Ce projet d’extension des moyens de surveillance démontre, une fois de plus, à quel point la Suisse a besoin d’un tribunal constitutionnel pour faire contrepoids.
Le juriste ajoute que cette tolérance des Suisses à l’égard de ces atteintes à leurs droits est dictée par la peur. On est prêt à céder un peu de sa liberté pour se sentir plus en sécurité.
Il impute la cause de cette peur à l’islam, dont les adeptes subissent une suspicion généralisée. «Les efforts pour une société multiculturelle sont manifestement anéantis», conclut, amer, Jörg Paul Müller.
swissinfo, Renat Künzi
(Traduction de l’allemand: Isabelle Eichenberger)

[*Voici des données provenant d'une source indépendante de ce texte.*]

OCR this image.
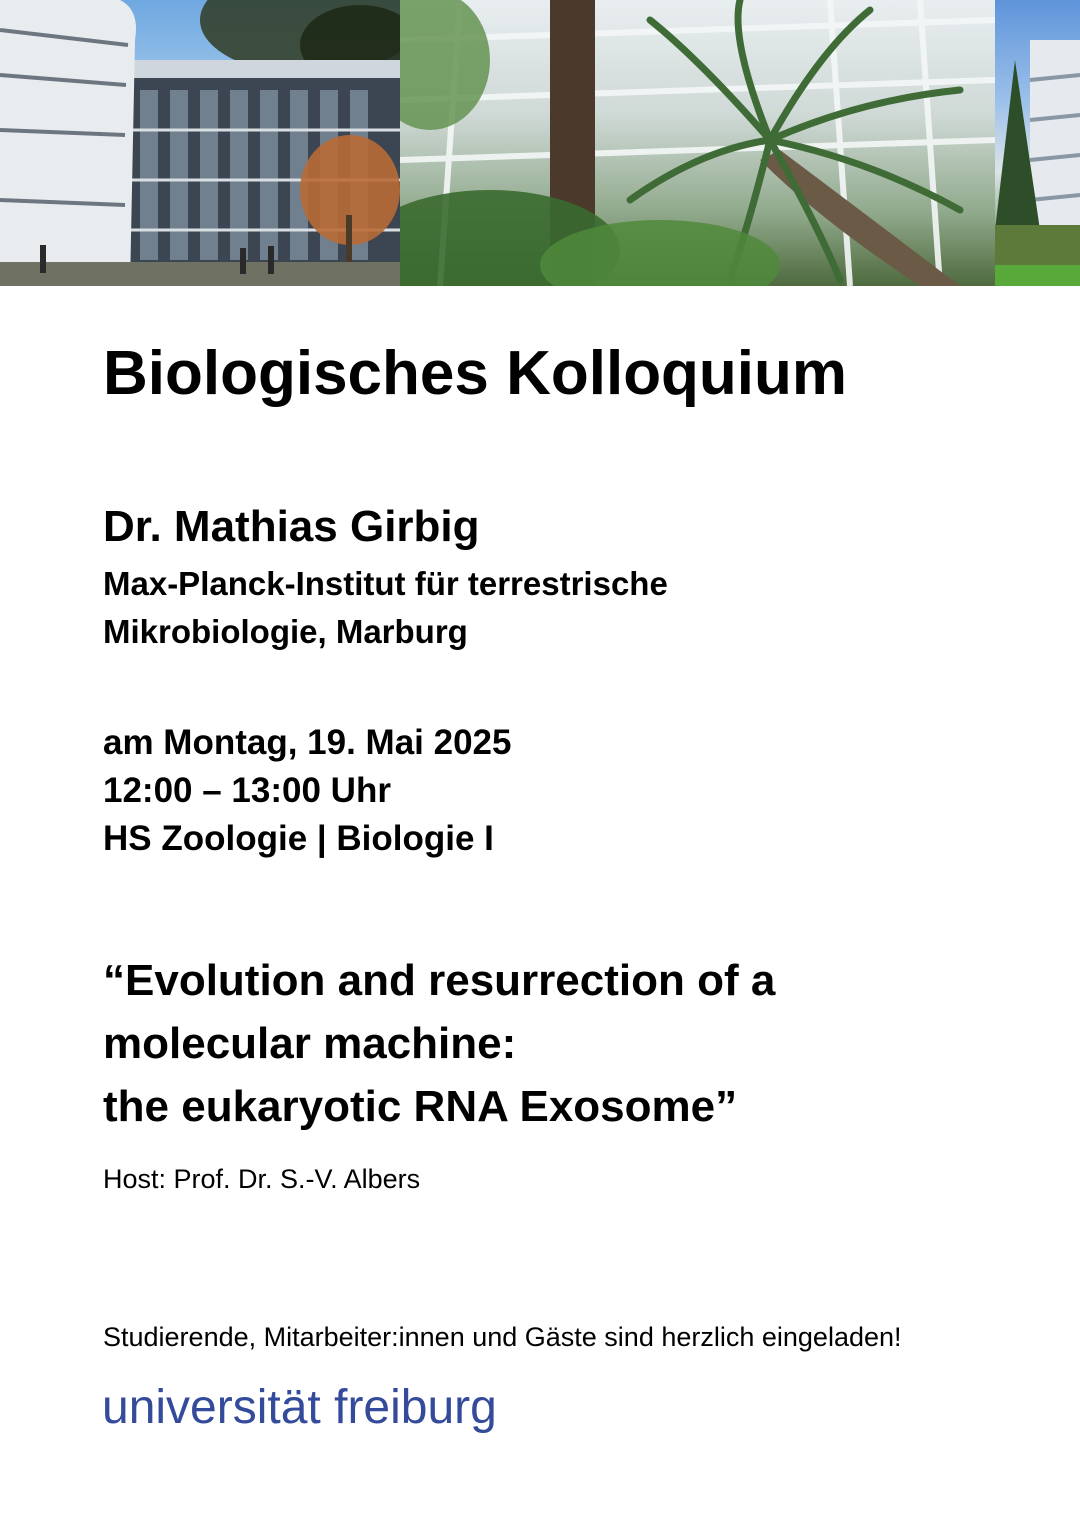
Biologisches Kolloquium
Dr. Mathias Girbig
Max-Planck-Institut für terrestrische
Mikrobiologie, Marburg
am Montag, 19. Mai 2025
12:00 – 13:00 Uhr
HS Zoologie | Biologie I
“Evolution and resurrection of a
molecular machine:
the eukaryotic RNA Exosome”
Host: Prof. Dr. S.-V. Albers
Studierende, Mitarbeiter:innen und Gäste sind herzlich eingeladen!
universität freiburg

– Les investigations du Ministère public de la Confédération et de la police doivent se limiter à la sphère publique.
– La révision de la loi fédérale sur la sûreté intérieure (LMSI II) prévoit une diminution de la sphère privée, même sans qu’un délit soit commis.
– Le gouvernement a autorisé l’utilisation de drones pour surveiller les zones frontalières.
– Le ministre de la Justice Christoph Blocher a demandé aux cantons de prolonger la durée de conservation des bandes des caméras de surveillance à 48 heures au lieu de 24.
Attentats d’Al Kaïda aux USA et en Europe:
USA, 11 septembre 2001: 3000 morts.
Madrid, 11 mars 2004: 191 morts.
Londres, 7 juillet 2005: 56 morts.
Le Service d’analyse et de prévention (SAP) de l’Office fédéral de la police (fedpol) est l’organe fédéral qui veille à la sûreté de l’Etat.
Le 1er mai 2006, la Suisse a signé l’Accord Europol avec l’Union européenne.
Depuis 2005, elle fait partie de l’espace Schengen de l’UE.
En juillet 2006, la Suisse et les Etats-Unis ont signé un accord de coopération en matière de lutte antiterroriste.
Depuis septembre 2006, les nouveaux passeports suisses sont biométriques, en réponse aux exigences des Etats-Unis.